Nalbant, son olarak açıklamasında şunları söyledi: “Öncelikle gıda egemenliği, gıda güvenliği ve gıda güvencesi ülkemiz gündemindeki yerini almalı, parçacı bölgesel projeler yerine ülke düzeyinde “Tarımsal Üretim Seferberliği” ilan edilmelidir. Tarımsal kamu yönetimi güçlendirilmeli, tarım ve gıda sektörü tümüyle özel sektörün inisiyatifine bırakılmamalı, üretici ve tüketicilerin üretim, ürün işleme, ürün satış, satın alma ve eğitim konularında güçlenmesi için kooperatifleşmesi desteklenmelidir.

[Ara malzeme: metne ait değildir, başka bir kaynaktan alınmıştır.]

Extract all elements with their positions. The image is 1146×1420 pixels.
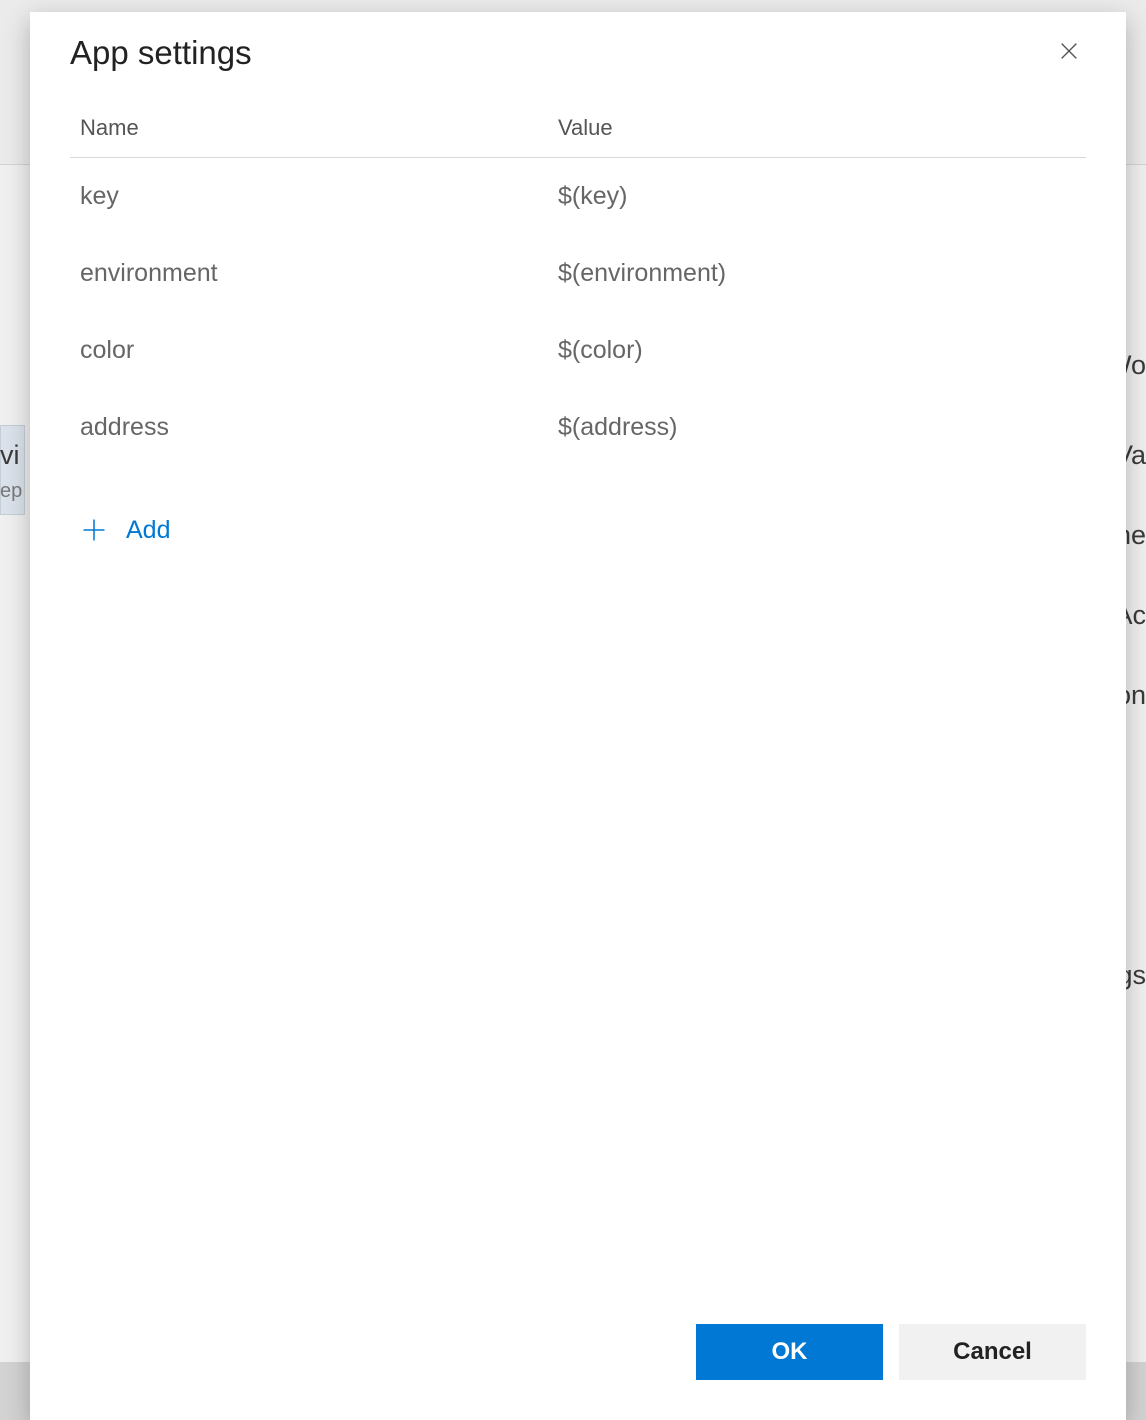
column-header-name: Name <box>80 115 139 140</box>
dialog-body: Name Value key $(key) environment $(envi… <box>30 75 1126 1324</box>
dialog-title: App settings <box>70 32 252 75</box>
setting-value: $(address) <box>558 413 678 441</box>
close-icon <box>1058 40 1080 62</box>
setting-name: color <box>80 336 134 364</box>
add-setting-button[interactable]: Add <box>70 516 1086 545</box>
table-row[interactable]: color $(color) <box>70 312 1086 389</box>
setting-value: $(color) <box>558 336 643 364</box>
table-row[interactable]: address $(address) <box>70 389 1086 466</box>
plus-icon <box>80 516 108 544</box>
app-settings-dialog: App settings Name Value key $(key) <box>30 12 1126 1420</box>
close-button[interactable] <box>1050 32 1088 70</box>
table-row[interactable]: environment $(environment) <box>70 235 1086 312</box>
add-label: Add <box>126 516 170 545</box>
dialog-footer: OK Cancel <box>30 1324 1126 1420</box>
settings-table: Name Value key $(key) environment $(envi… <box>70 115 1086 466</box>
setting-value: $(key) <box>558 182 627 210</box>
dialog-header: App settings <box>30 12 1126 75</box>
setting-value: $(environment) <box>558 259 726 287</box>
setting-name: address <box>80 413 169 441</box>
cancel-button[interactable]: Cancel <box>899 1324 1086 1380</box>
ok-button[interactable]: OK <box>696 1324 883 1380</box>
table-row[interactable]: key $(key) <box>70 158 1086 235</box>
column-header-value: Value <box>558 115 613 140</box>
setting-name: environment <box>80 259 218 287</box>
setting-name: key <box>80 182 119 210</box>
table-header-row: Name Value <box>70 115 1086 158</box>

Tarım sektörüne yönelik kısa, orta ve uzun vadeli tarımda yapısal sorunları gideren planlamalar yapılmalı, büyük ovalar dahil verimli tarım arazilerimizi koruyacak şekilde ülke düzeyinde ‘Arazi Kullanım Planlaması’ yaşama geçirilmelidir. Kendimize yeter üretim için korunan ve sulanan tarım arazilerimizde üretim miktarı artışı, ürün çeşitliliği, üretim sürekliliğini sağlayacak ve Tarım Kanunu’na göre belirlenen zamanında ödenecek somut desteklerle yönlendirilecek ‘Tarımsal Üretim Planlaması’na geçilmelidir. Dünya çiftçileri ile rekabet ortamı oluşturmak için üretim ortamı iyileştirilmeli, mevcut destekler artırılmalı, girdi maliyetleri düşürülmeli, ucuz kredi olanakları oluşturulmalı, ürün ve girdi destekleri üretime ve üretene verilmelidir. Girdi temininde KDV muafiyetleri ivedilikle sağlanmalıdır. Hayvancılığın gelişmesi sağlanarak, üreticinin gelir artışı yanında, vatandaşın sağlıklı et, süt ve süt ürünleri tüketmesi için kalıcı özel önlemler alınmalıdır. Ar-Ge çalışmalarına ciddi yatırım yapılarak yerli girdi ve teknoloji üretimine yönelik çalışmalar hızlandırılmalıdır. Tarımsal hammadde, girdi ve ürün dışalımı kısıtlanmalı, dışsatım olanakları artırılmalıdır. Doğru ve yeterli beslenmede gıda çeşitliliğinin önemi algılanmalı, bu kapsamda küçük aile işletmeleri, yerli çiftçi, yerel tarım ve yerli üretimi destekleyici politikalar uygulanmalıdır.  Özetle; çiftçilerimizin tarım ürünlerini üretebileceği olanakların güçlendirilerek yerli ve yeterli üretime geçilmeli, tüketicilerimizin de bu gıdalara uygun fiyatta sürdürülebilir bir şekilde ulaşması sağlanmalıdır.”